ShanZhengYang - 6 months ago 56

Python Question

I'm working with hundreds of pandas dataframes. A typical dataframe is as follows:

`import pandas as pd`

import numpy as np

data = 'filename.csv'

df = pd.DataFrame(data)

df

one two three four five

a 0.469112 -0.282863 -1.509059 bar True

b 0.932424 1.224234 7.823421 bar False

c -1.135632 1.212112 -0.173215 bar False

d 0.232424 2.342112 0.982342 unbar True

e 0.119209 -1.044236 -0.861849 bar True

f -2.104569 -0.494929 1.071804 bar False

....

There are certain operations whereby I'm dividing between columns values, e.g.

`df['one']/df['two']`

However, there are times where I am dividing by zero, or perhaps both

`df['one'] = 0`

df['two'] = 0

Naturally, this outputs the error:

`ZeroDivisionError: division by zero`

I would prefer for 0/0 to actually mean "there's nothing here", as this is often what such a zero means in a dataframe.

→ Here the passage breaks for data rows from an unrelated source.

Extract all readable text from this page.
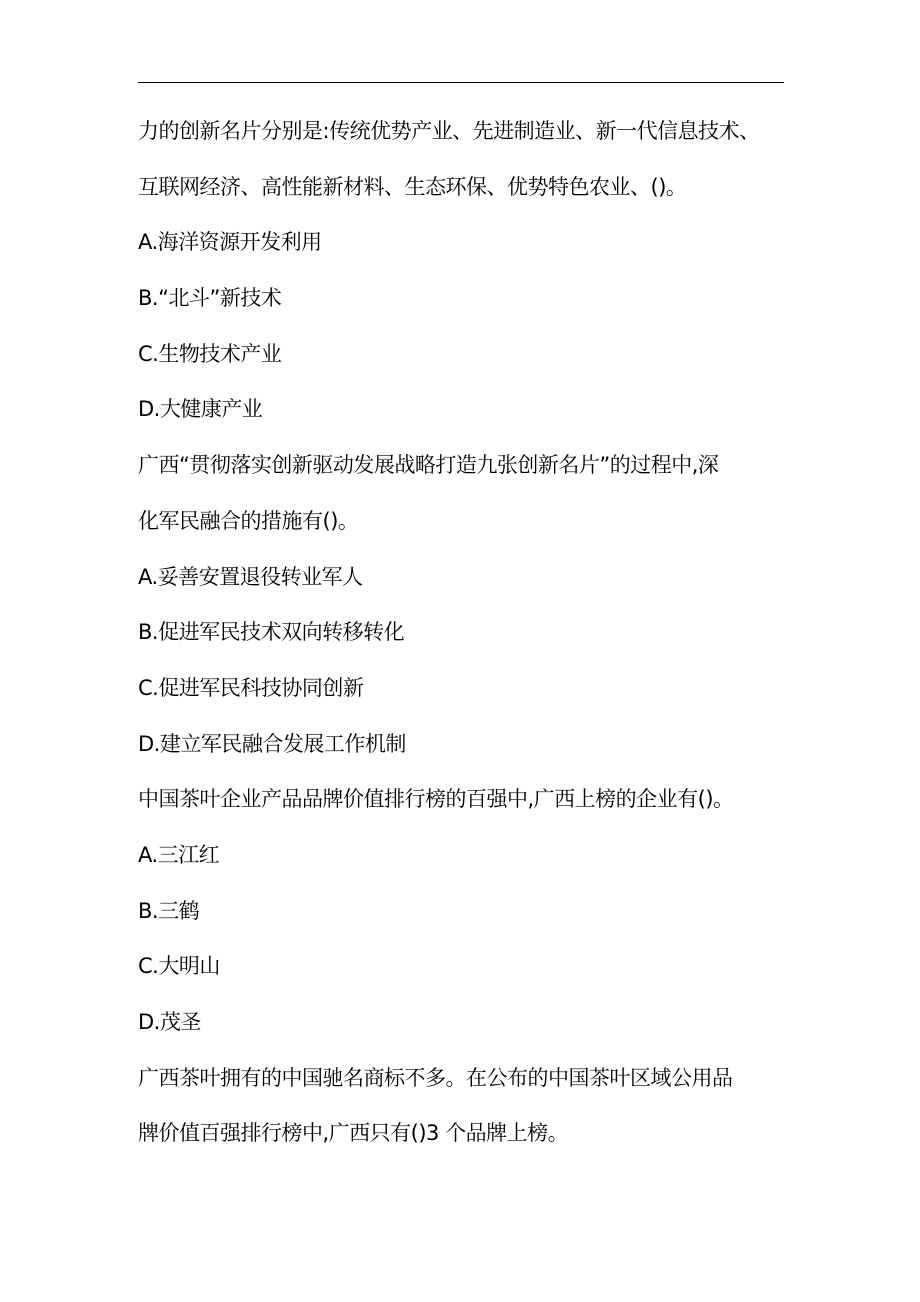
力的创新名片分别是:传统优势产业、先进制造业、新一代信息技术、
互联网经济、高性能新材料、生态环保、优势特色农业、()。
A.海洋资源开发利用
B.“北斗”新技术
C.生物技术产业
D.大健康产业
广西“贯彻落实创新驱动发展战略打造九张创新名片”的过程中,深
化军民融合的措施有()。
A.妥善安置退役转业军人
B.促进军民技术双向转移转化
C.促进军民科技协同创新
D.建立军民融合发展工作机制
中国茶叶企业产品品牌价值排行榜的百强中,广西上榜的企业有()。
A.三江红
B.三鹤
C.大明山
D.茂圣
广西茶叶拥有的中国驰名商标不多。在公布的中国茶叶区域公用品
牌价值百强排行榜中,广西只有()3 个品牌上榜。
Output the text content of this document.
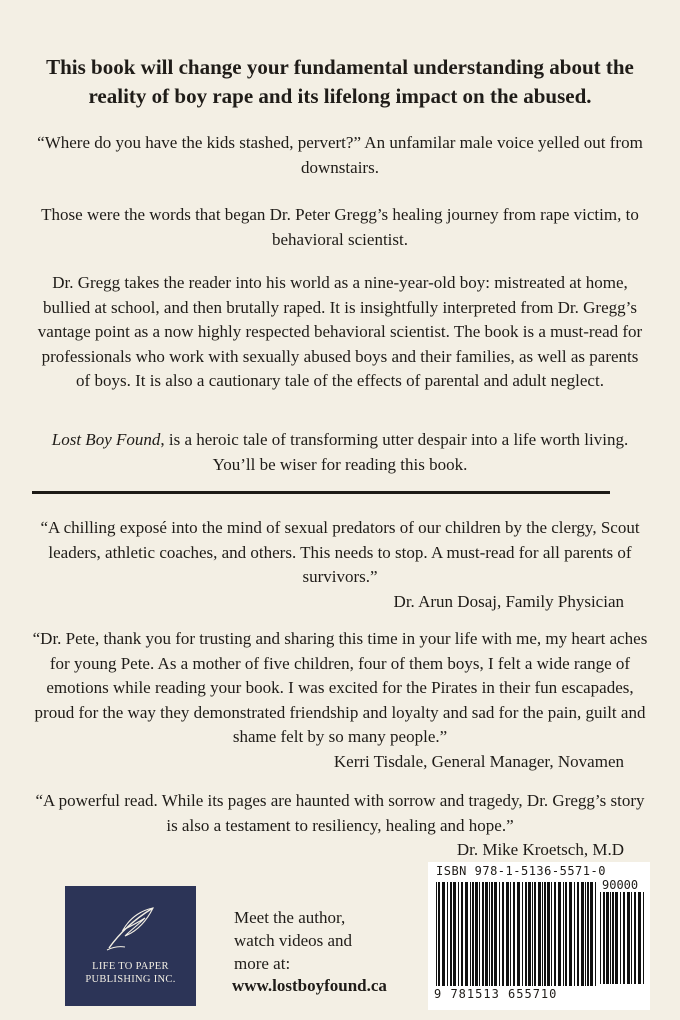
This book will change your fundamental understanding about the reality of boy rape and its lifelong impact on the abused.
“Where do you have the kids stashed, pervert?” An unfamilar male voice yelled out from downstairs.
Those were the words that began Dr. Peter Gregg’s healing journey from rape victim, to behavioral scientist.
Dr. Gregg takes the reader into his world as a nine-year-old boy: mistreated at home, bullied at school, and then brutally raped. It is insightfully interpreted from Dr. Gregg’s vantage point as a now highly respected behavioral scientist. The book is a must-read for professionals who work with sexually abused boys and their families, as well as parents of boys. It is also a cautionary tale of the effects of parental and adult neglect.
Lost Boy Found, is a heroic tale of transforming utter despair into a life worth living. You’ll be wiser for reading this book.
“A chilling exposé into the mind of sexual predators of our children by the clergy, Scout leaders, athletic coaches, and others. This needs to stop. A must-read for all parents of survivors.”
Dr. Arun Dosaj, Family Physician
“Dr. Pete, thank you for trusting and sharing this time in your life with me, my heart aches for young Pete. As a mother of five children, four of them boys, I felt a wide range of emotions while reading your book. I was excited for the Pirates in their fun escapades, proud for the way they demonstrated friendship and loyalty and sad for the pain, guilt and shame felt by so many people.”
Kerri Tisdale, General Manager, Novamen
“A powerful read. While its pages are haunted with sorrow and tragedy, Dr. Gregg’s story is also a testament to resiliency, healing and hope.”
Dr. Mike Kroetsch, M.D
LIFE TO PAPER
PUBLISHING INC.
Meet the author,
watch videos and
more at:
www.lostboyfound.ca
ISBN 978-1-5136-5571-0
90000
9 781513 655710
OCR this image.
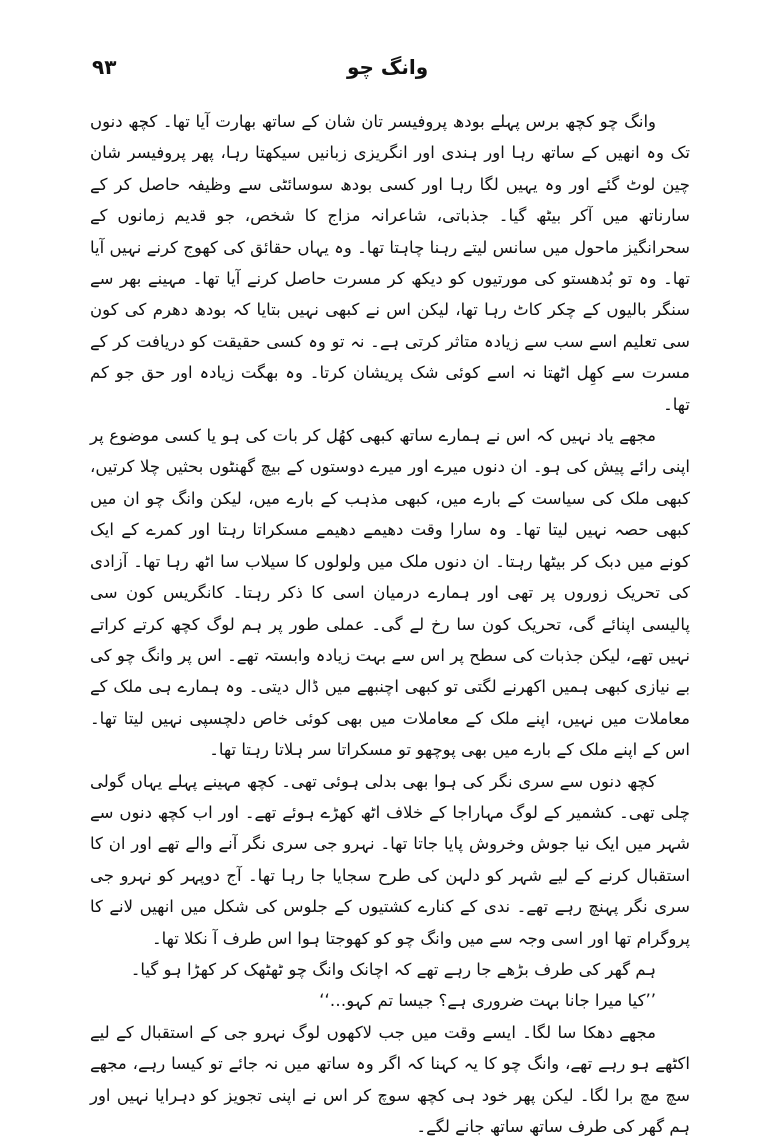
۹۳	وانگ چو

وانگ چو کچھ برس پہلے بودھ پروفیسر تان شان کے ساتھ بھارت آیا تھا۔ کچھ دنوں تک وہ انھیں کے ساتھ رہا اور ہندی اور انگریزی زبانیں سیکھتا رہا، پھر پروفیسر شان چین لوٹ گئے اور وہ یہیں لگا رہا اور کسی بودھ سوسائٹی سے وظیفہ حاصل کر کے سارناتھ میں آکر بیٹھ گیا۔ جذباتی، شاعرانہ مزاج کا شخص، جو قدیم زمانوں کے سحرانگیز ماحول میں سانس لیتے رہنا چاہتا تھا۔ وہ یہاں حقائق کی کھوج کرنے نہیں آیا تھا۔ وہ تو بُدھستو کی مورتیوں کو دیکھ کر مسرت حاصل کرنے آیا تھا۔ مہینے بھر سے سنگر بالیوں کے چکر کاٹ رہا تھا، لیکن اس نے کبھی نہیں بتایا کہ بودھ دھرم کی کون سی تعلیم اسے سب سے زیادہ متاثر کرتی ہے۔ نہ تو وہ کسی حقیقت کو دریافت کر کے مسرت سے کھِل اٹھتا نہ اسے کوئی شک پریشان کرتا۔ وہ بھگت زیادہ اور حق جو کم تھا۔

مجھے یاد نہیں کہ اس نے ہمارے ساتھ کبھی کھُل کر بات کی ہو یا کسی موضوع پر اپنی رائے پیش کی ہو۔ ان دنوں میرے اور میرے دوستوں کے بیچ گھنٹوں بحثیں چلا کرتیں، کبھی ملک کی سیاست کے بارے میں، کبھی مذہب کے بارے میں، لیکن وانگ چو ان میں کبھی حصہ نہیں لیتا تھا۔ وہ سارا وقت دھیمے دھیمے مسکراتا رہتا اور کمرے کے ایک کونے میں دبک کر بیٹھا رہتا۔ ان دنوں ملک میں ولولوں کا سیلاب سا اٹھ رہا تھا۔ آزادی کی تحریک زوروں پر تھی اور ہمارے درمیان اسی کا ذکر رہتا۔ کانگریس کون سی پالیسی اپنائے گی، تحریک کون سا رخ لے گی۔ عملی طور پر ہم لوگ کچھ کرتے کراتے نہیں تھے، لیکن جذبات کی سطح پر اس سے بہت زیادہ وابستہ تھے۔ اس پر وانگ چو کی بے نیازی کبھی ہمیں اکھرنے لگتی تو کبھی اچنبھے میں ڈال دیتی۔ وہ ہمارے ہی ملک کے معاملات میں نہیں، اپنے ملک کے معاملات میں بھی کوئی خاص دلچسپی نہیں لیتا تھا۔ اس کے اپنے ملک کے بارے میں بھی پوچھو تو مسکراتا سر ہلاتا رہتا تھا۔

کچھ دنوں سے سری نگر کی ہوا بھی بدلی ہوئی تھی۔ کچھ مہینے پہلے یہاں گولی چلی تھی۔ کشمیر کے لوگ مہاراجا کے خلاف اٹھ کھڑے ہوئے تھے۔ اور اب کچھ دنوں سے شہر میں ایک نیا جوش وخروش پایا جاتا تھا۔ نہرو جی سری نگر آنے والے تھے اور ان کا استقبال کرنے کے لیے شہر کو دلہن کی طرح سجایا جا رہا تھا۔ آج دوپہر کو نہرو جی سری نگر پہنچ رہے تھے۔ ندی کے کنارے کشتیوں کے جلوس کی شکل میں انھیں لانے کا پروگرام تھا اور اسی وجہ سے میں وانگ چو کو کھوجتا ہوا اس طرف آ نکلا تھا۔

ہم گھر کی طرف بڑھے جا رہے تھے کہ اچانک وانگ چو ٹھٹھک کر کھڑا ہو گیا۔

’’کیا میرا جانا بہت ضروری ہے؟ جیسا تم کہو…‘‘

مجھے دھکا سا لگا۔ ایسے وقت میں جب لاکھوں لوگ نہرو جی کے استقبال کے لیے اکٹھے ہو رہے تھے، وانگ چو کا یہ کہنا کہ اگر وہ ساتھ میں نہ جائے تو کیسا رہے، مجھے سچ مچ برا لگا۔ لیکن پھر خود ہی کچھ سوچ کر اس نے اپنی تجویز کو دہرایا نہیں اور ہم گھر کی طرف ساتھ ساتھ جانے لگے۔
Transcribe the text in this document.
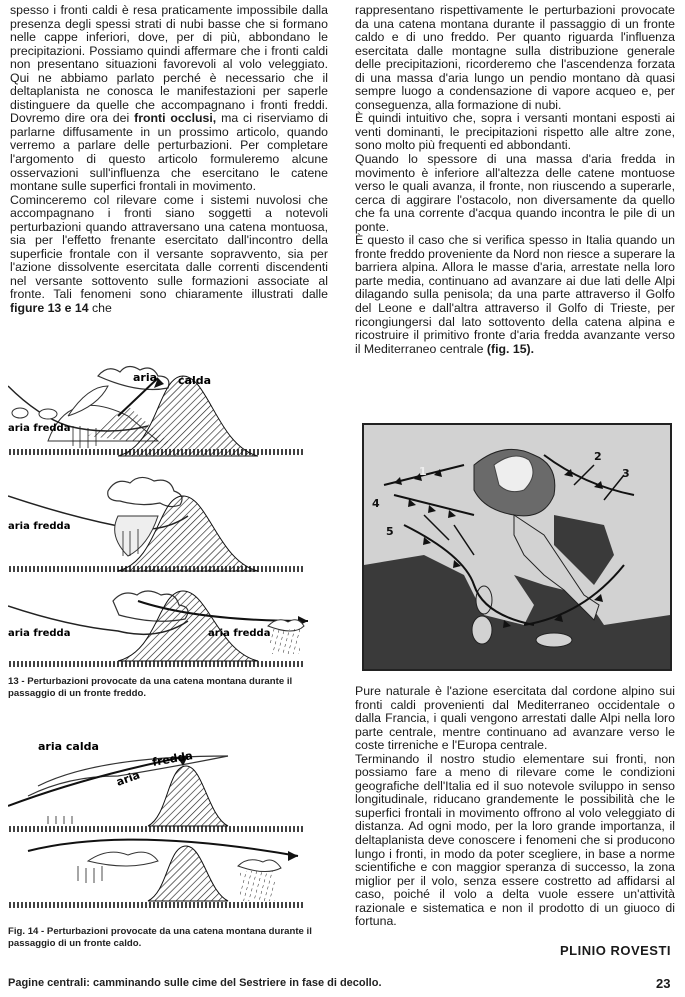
spesso i fronti caldi è resa praticamente impossibile dalla presenza degli spessi strati di nubi basse che si formano nelle cappe inferiori, dove, per di più, abbondano le precipitazioni. Possiamo quindi affermare che i fronti caldi non presentano situazioni favorevoli al volo veleggiato. Qui ne abbiamo parlato perché è necessario che il deltaplanista ne conosca le manifestazioni per saperle distinguere da quelle che accompagnano i fronti freddi. Dovremo dire ora dei fronti occlusi, ma ci riserviamo di parlarne diffusamente in un prossimo articolo, quando verremo a parlare delle perturbazioni. Per completare l'argomento di questo articolo formuleremo alcune osservazioni sull'influenza che esercitano le catene montane sulle superfici frontali in movimento.

Cominceremo col rilevare come i sistemi nuvolosi che accompagnano i fronti siano soggetti a notevoli perturbazioni quando attraversano una catena montuosa, sia per l'effetto frenante esercitato dall'incontro della superficie frontale con il versante sopravvento, sia per l'azione dissolvente esercitata dalle correnti discendenti nel versante sottovento sulle formazioni associate al fronte. Tali fenomeni sono chiaramente illustrati dalle figure 13 e 14 che

aria calda
aria fredda
aria fredda
aria fredda	aria fredda
13 - Perturbazioni provocate da una catena montana durante il passaggio di un fronte freddo.
aria calda
aria
fredda
Fig. 14 - Perturbazioni provocate da una catena montana durante il passaggio di un fronte caldo.

rappresentano rispettivamente le perturbazioni provocate da una catena montana durante il passaggio di un fronte caldo e di uno freddo. Per quanto riguarda l'influenza esercitata dalle montagne sulla distribuzione generale delle precipitazioni, ricorderemo che l'ascendenza forzata di una massa d'aria lungo un pendio montano dà quasi sempre luogo a condensazione di vapore acqueo e, per conseguenza, alla formazione di nubi.

È quindi intuitivo che, sopra i versanti montani esposti ai venti dominanti, le precipitazioni rispetto alle altre zone, sono molto più frequenti ed abbondanti.

Quando lo spessore di una massa d'aria fredda in movimento è inferiore all'altezza delle catene montuose verso le quali avanza, il fronte, non riuscendo a superarle, cerca di aggirare l'ostacolo, non diversamente da quello che fa una corrente d'acqua quando incontra le pile di un ponte.

È questo il caso che si verifica spesso in Italia quando un fronte freddo proveniente da Nord non riesce a superare la barriera alpina. Allora le masse d'aria, arrestate nella loro parte media, continuano ad avanzare ai due lati delle Alpi dilagando sulla penisola; da una parte attraverso il Golfo del Leone e dall'altra attraverso il Golfo di Trieste, per ricongiungersi dal lato sottovento della catena alpina e ricostruire il primitivo fronte d'aria fredda avanzante verso il Mediterraneo centrale (fig. 15).

1
2
3
4
5

Pure naturale è l'azione esercitata dal cordone alpino sui fronti caldi provenienti dal Mediterraneo occidentale o dalla Francia, i quali vengono arrestati dalle Alpi nella loro parte centrale, mentre continuano ad avanzare verso le coste tirreniche e l'Europa centrale.

Terminando il nostro studio elementare sui fronti, non possiamo fare a meno di rilevare come le condizioni geografiche dell'Italia ed il suo notevole sviluppo in senso longitudinale, riducano grandemente le possibilità che le superfici frontali in movimento offrono al volo veleggiato di distanza. Ad ogni modo, per la loro grande importanza, il deltaplanista deve conoscere i fenomeni che si producono lungo i fronti, in modo da poter scegliere, in base a norme scientifiche e con maggior speranza di successo, la zona miglior per il volo, senza essere costretto ad affidarsi al caso, poiché il volo a delta vuole essere un'attività razionale e sistematica e non il prodotto di un giuoco di fortuna.

PLINIO ROVESTI
Pagine centrali: camminando sulle cime del Sestriere in fase di decollo.	23
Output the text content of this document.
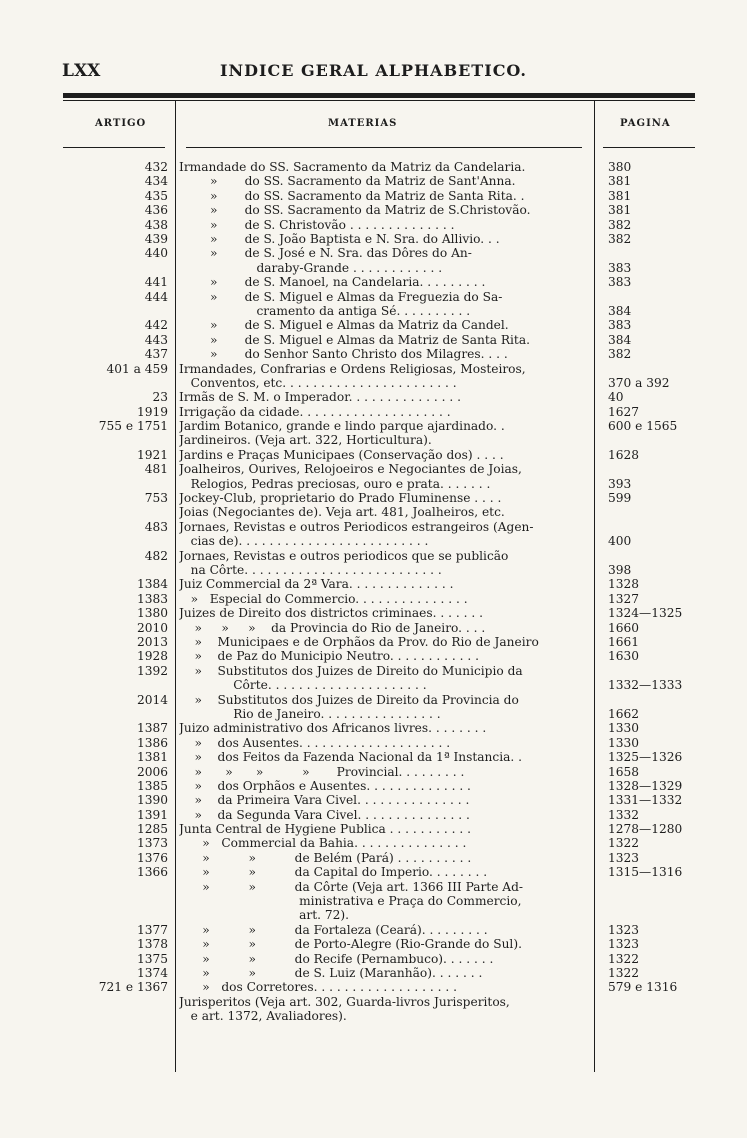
LXX	INDICE GERAL ALPHABETICO.
ARTIGO	MATERIAS	PAGINA
432 Irmandade do SS. Sacramento da Matriz da Candelaria.	380
434 »       do SS. Sacramento da Matriz de Sant'Anna.	381
435 »       do SS. Sacramento da Matriz de Santa Rita. .	381
436 »       do SS. Sacramento da Matriz de S.Christovão.	381
438 »       de S. Christovão . . . . . . . . . . . . . .	382
439 »       de S. João Baptista e N. Sra. do Allivio. . .	382
440 »       de S. José e N. Sra. das Dôres do An-
daraby-Grande . . . . . . . . . . . .	383
441 »       de S. Manoel, na Candelaria. . . . . . . . .	383
444 »       de S. Miguel e Almas da Freguezia do Sa-
cramento da antiga Sé. . . . . . . . . .	384
442 »       de S. Miguel e Almas da Matriz da Candel.	383
443 »       de S. Miguel e Almas da Matriz de Santa Rita.	384
437 »       do Senhor Santo Christo dos Milagres. . . .	382
401 a 459 Irmandades, Confrarias e Ordens Religiosas, Mosteiros,
Conventos, etc. . . . . . . . . . . . . . . . . . . . . . .	370 a 392
23 Irmãs de S. M. o Imperador. . . . . . . . . . . . . . .	40
1919 Irrigação da cidade. . . . . . . . . . . . . . . . . . . .	1627
755 e 1751 Jardim Botanico, grande e lindo parque ajardinado. .	600 e 1565
Jardineiros. (Veja art. 322, Horticultura).
1921 Jardins e Praças Municipaes (Conservação dos) . . . .	1628
481 Joalheiros, Ourives, Relojoeiros e Negociantes de Joias,
Relogios, Pedras preciosas, ouro e prata. . . . . . .	393
753 Jockey-Club, proprietario do Prado Fluminense . . . .	599
Joias (Negociantes de). Veja art. 481, Joalheiros, etc.
483 Jornaes, Revistas e outros Periodicos estrangeiros (Agen-
cias de). . . . . . . . . . . . . . . . . . . . . . . . .	400
482 Jornaes, Revistas e outros periodicos que se publicão
na Côrte. . . . . . . . . . . . . . . . . . . . . . . . . .	398
1384 Juiz Commercial da 2ª Vara. . . . . . . . . . . . . .	1328
1383 »   Especial do Commercio. . . . . . . . . . . . . . .	1327
1380 Juizes de Direito dos districtos criminaes. . . . . . .	1324—1325
2010 »     »     »    da Provincia do Rio de Janeiro. . . .	1660
2013 »    Municipaes e de Orphãos da Prov. do Rio de Janeiro	1661
1928 »    de Paz do Municipio Neutro. . . . . . . . . . . .	1630
1392 »    Substitutos dos Juizes de Direito do Municipio da
Côrte. . . . . . . . . . . . . . . . . . . . .	1332—1333
2014 »    Substitutos dos Juizes de Direito da Provincia do
Rio de Janeiro. . . . . . . . . . . . . . . .	1662
1387 Juizo administrativo dos Africanos livres. . . . . . . .	1330
1386 »    dos Ausentes. . . . . . . . . . . . . . . . . . . .	1330
1381 »    dos Feitos da Fazenda Nacional da 1ª Instancia. .	1325—1326
2006 »      »      »          »       Provincial. . . . . . . . .	1658
1385 »    dos Orphãos e Ausentes. . . . . . . . . . . . . .	1328—1329
1390 »    da Primeira Vara Civel. . . . . . . . . . . . . . .	1331—1332
1391 »    da Segunda Vara Civel. . . . . . . . . . . . . . .	1332
1285 Junta Central de Hygiene Publica . . . . . . . . . . .	1278—1280
1373 »   Commercial da Bahia. . . . . . . . . . . . . . .	1322
1376 »          »          de Belém (Pará) . . . . . . . . . .	1323
1366 »          »          da Capital do Imperio. . . . . . . .	1315—1316
»          »          da Côrte (Veja art. 1366 III Parte Ad-
ministrativa e Praça do Commercio,
art. 72).
1377 »          »          da Fortaleza (Ceará). . . . . . . . .	1323
1378 »          »          de Porto-Alegre (Rio-Grande do Sul).	1323
1375 »          »          do Recife (Pernambuco). . . . . . .	1322
1374 »          »          de S. Luiz (Maranhão). . . . . . .	1322
721 e 1367 »   dos Corretores. . . . . . . . . . . . . . . . . . .	579 e 1316
Jurisperitos (Veja art. 302, Guarda-livros Jurisperitos,
e art. 1372, Avaliadores).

(a) How would I code this to mean "divide by zero" is 0 ?

(b) How would I code this to "pass" if divide by zero is encountered?

Answer

Two approaches to consider:

Prepare your data so that never has a divide by zero situation, by explicitly coding a "no data" value and testing for that.

Wrap each division that might result in an error with a `try`

/`except`

pair, as described at https://wiki.python.org/moin/HandlingExceptions (which has a divide by zero example to use)

```
(x,y) = (5,0)
try:
z = x/y
except ZeroDivisionError:
print "divide by zero"
```

I worry about the situation where your data includes a zero that's really a zero (and not a missing value).